Introduction
Systemic inflammation often promotes central neuroinflammation by up-regulating pro-inflammatory cytokines, increasing the permeability of the blood-brain barrier and further causing neuroinflammation in the central nervous system(Adetuyi & Farombi, 2021; Zhan, Stamova, & Sharp, 2018), which further activates the inflammatory signaling pathway, that triggers synaptic plasticity changes and neuronal apoptosis , ultimately leading to cognitive dysfunction and neurodegenerative diseases(Li et al., 2020; H. Zhang et al., 2020; Zhao et al., 2019). For example, systemic infection which occurs with surgery(Cibelli et al., 2010; Wan et al., 2007), can trigger systemic and hippocampal inflammation resulting in cognitive decline(Barrientos et al., 2009).

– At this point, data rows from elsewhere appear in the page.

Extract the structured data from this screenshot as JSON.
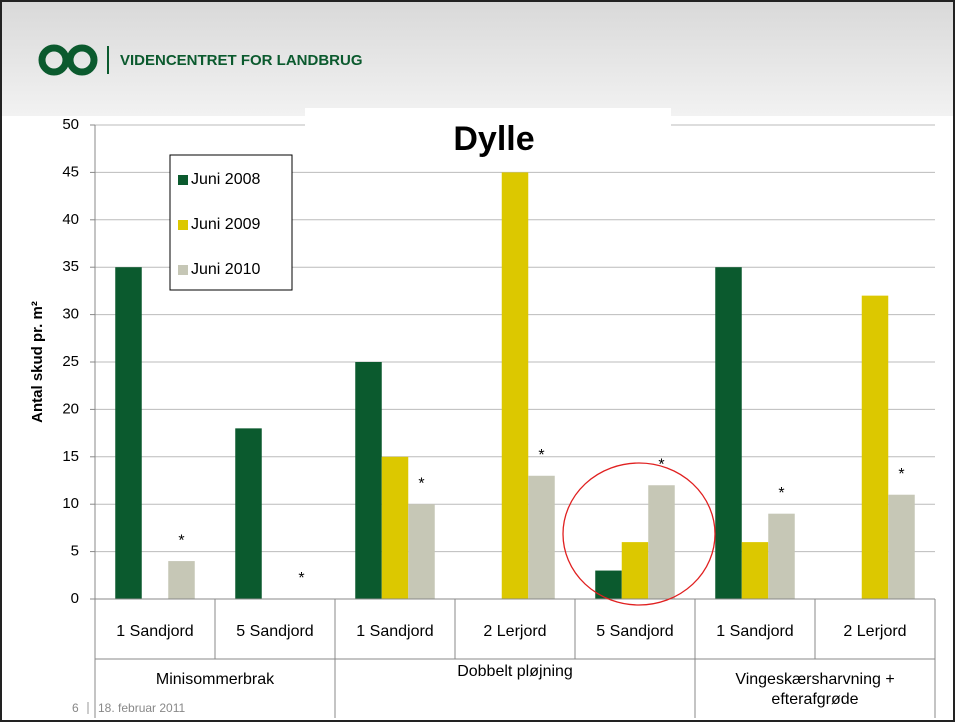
{
  "header": {
    "logo_text": "VIDENCENTRET FOR LANDBRUG"
  },
  "footer": {
    "page": "6",
    "date": "18. februar 2011"
  },
  "chart_data": {
    "type": "bar",
    "title": "Dylle",
    "y_label": "Antal skud pr. m²",
    "categories": [
      "1 Sandjord",
      "5 Sandjord",
      "1 Sandjord",
      "2 Lerjord",
      "5 Sandjord",
      "1 Sandjord",
      "2 Lerjord"
    ],
    "groups": [
      {
        "label": "Minisommerbrak",
        "span": 2
      },
      {
        "label": "Dobbelt pløjning",
        "span": 3
      },
      {
        "label": "Vingeskærsharvning + efterafgrøde",
        "span": 2
      }
    ],
    "series": [
      {
        "name": "Juni 2008",
        "color": "#0b5a2e",
        "values": [
          35,
          18,
          25,
          null,
          3,
          35,
          null
        ]
      },
      {
        "name": "Juni 2009",
        "color": "#dcc800",
        "values": [
          null,
          null,
          15,
          45,
          6,
          6,
          32
        ]
      },
      {
        "name": "Juni 2010",
        "color": "#c6c7b6",
        "values": [
          4,
          0,
          10,
          13,
          12,
          9,
          11
        ],
        "markers": [
          "*",
          "*",
          "*",
          "*",
          "*",
          "*",
          "*"
        ]
      }
    ],
    "ylim": [
      0,
      50
    ],
    "yticks": [
      0,
      5,
      10,
      15,
      20,
      25,
      30,
      35,
      40,
      45,
      50
    ],
    "grid": true
  }
}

The brain-derived neurotrophic factor (BDNF) is the main neurotrophin growth factor that participates in mediating synaptic plasticity and neuronal survival, differentiation, as well as neurogenesis(Leal, Bramham, & Duarte, 2017; von Bohlen und Halbach & von Bohlen und Halbach, 2018). BDNF exerts its biological functions mainly through binding to tyrosine kinase B (TrkB) receptors(Bekinschtein, Cammarota, & Medina, 2014; Lu, Nagappan, & Lu, 2014) and the BDNF-TrkB signaling pathway is involved in the formation of dendritic spines. Furthermore, activation of TrkB receptors promotes activations of downstream cascades including the ERK1/2, CaMK2, CREB, GluR1 and the mechanism of apoptosis which are related to regulating learning and memory(Y. J. Yang et al., 2014). The ERK1/2, a member of the mitogen-activated protein kinase superfamily, is involved in regulating cell proliferation, survival, and apoptosis(Morella, Hallum, & Brambilla, 2020). The CaMK2 is essential for synaptic plasticity and memory formation(Kool et al., 2019). The CREB, a transcription factor, is one of the main downstream transcription factors of ERK1/2 and plays significant roles in neuronal plasticity, learning and memory(B. Zhang et al., 2020). The GluR1 is also necessary for learning and memory processing and mediates neuronal plasticity(Xiao, Liu, Li, Ruan, & Wang, 2019). Therefore, the reduction of BDNF expression in the brain is associated with impairment of synaptic plasticity and learning and memory failures.
7,8- Dihydroxyflavone (7,8-DHF), a member of the flavonoid derivative, has been identified as an effective agonist of the TrkB receptor which mimics the properties of BDNF(Bollen et al., 2013; Castello et al., 2014; Zhang et al., 2014). 7,8-DHF can penetrate the blood-brain barrier and plays neuroprotective roles including increasing dendritic spine density and exerting neurotrophic effects, via activating the BDNF-TrkB signaling pathway and its downstream cascades. ANA12 is a small molecule antagonist of TrkB and crosses the blood-brain barrier in order to exert its antagonism effect(Giuliani, 2019). In the current research, we mainly investigated the roles of the BDNF-TrkB signaling pathway and its downstream cascades on neuroinflammation-induced learning and memory impairments and whether 7,8-DHF could alleviate these disorders in mice.